The online home of Andrew Joyce

When story becomes autobiography

I’m convinced that every story is always partially true. There’s always enough mixed in to make it fiction, but reality is always lurking just behind. Even in fiction, we can see an author’s own life in the cracks of a story — why, for example, we can sense Hemingway’s own wrestlings behind his characters’ troubles. In many places, the line between character and author blurs

This is true of my own newest story (mentioned in last week’s column), which takes place in a world of “second chances unmissed.” And as my main characters wander a maze of alternate realities, I find myself questioning my own choices. How different everything would look in a strange house; or a new career, or even with a different wife. Entire lives rise and fall on a single decision.

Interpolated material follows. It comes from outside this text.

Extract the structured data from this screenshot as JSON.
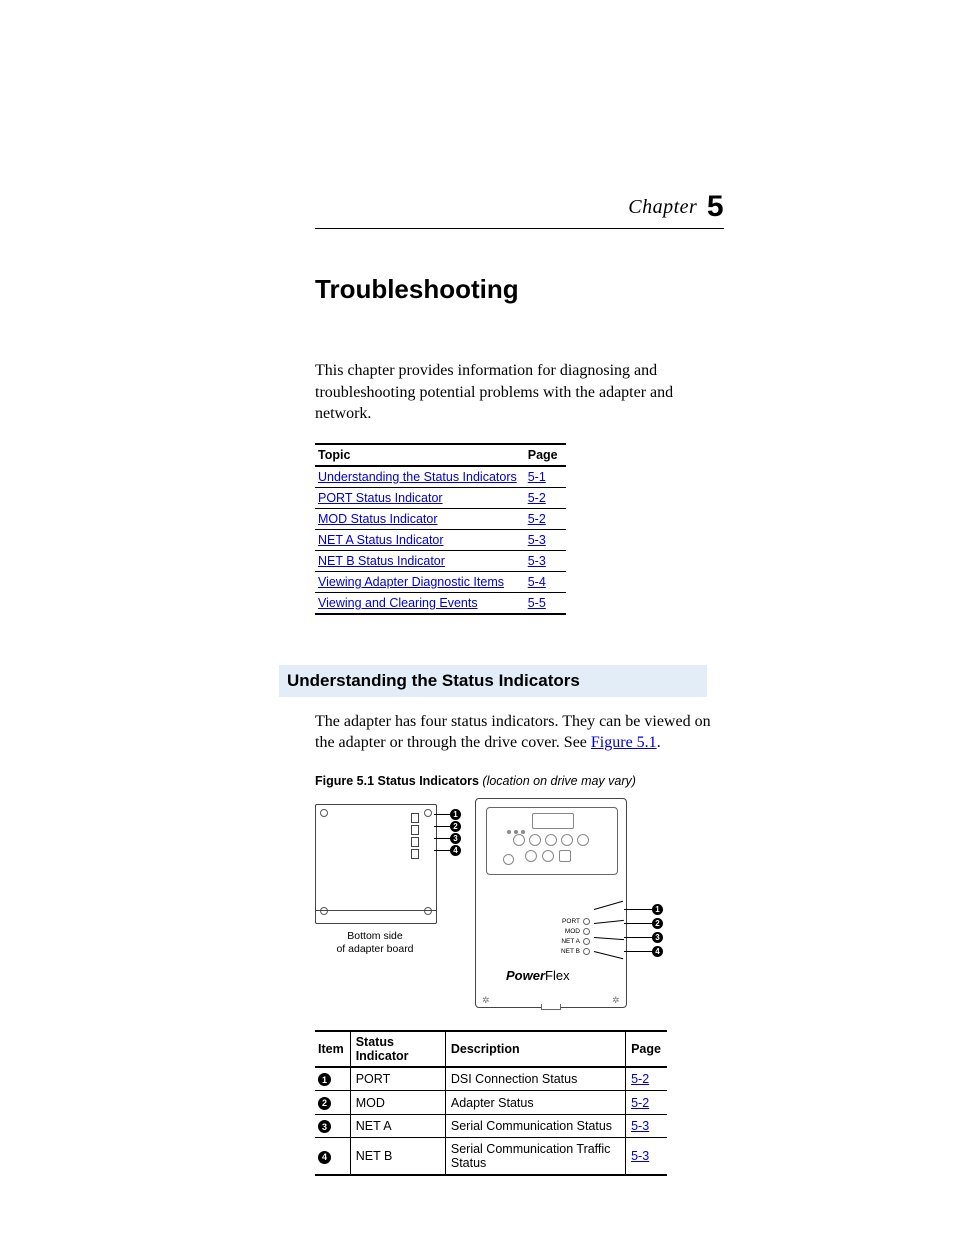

So the same existential questions that keep me up at night — who am I? What am I meant to be? — correspondingly keep my character up, and reality flows into fiction. I find my own life seeping into the story, as problems and concerns that have filled my own brain fill my characters. This is what it means to write: to take an ordinary life, and change it into something totally different through fiction. There’s a veneer of “otherness” that keeps the story separate from my life, obviously, but all the same I see hints and echoes of myself in my character, and vice versa.

This is why I love literature: because reading allows us to live a hundred different lives without leaving our living room couch. I suppose writing is also like this. I see a mirror life, a possibility, in my character: one that I myself will never live. Sometimes I’m tempted to sit down and write out an ideal life for myself, as if I were writing my own character and the very words on the page would make life turn out that way. But somehow, I always choose the real: God, it turns out, is a much better author than I am.

But that is the job of a writer: to paint a picture that ever so slightly shifts reality, yet is so vivid that for a few minutes the reader finds himself thrust into a different life. Different loves, different choices, and a different world. Explore a few twists in the maze, and from that return to real life, filled with hope. What are writers but hope-givers, wrapping joy up in imaginary packages for others to find?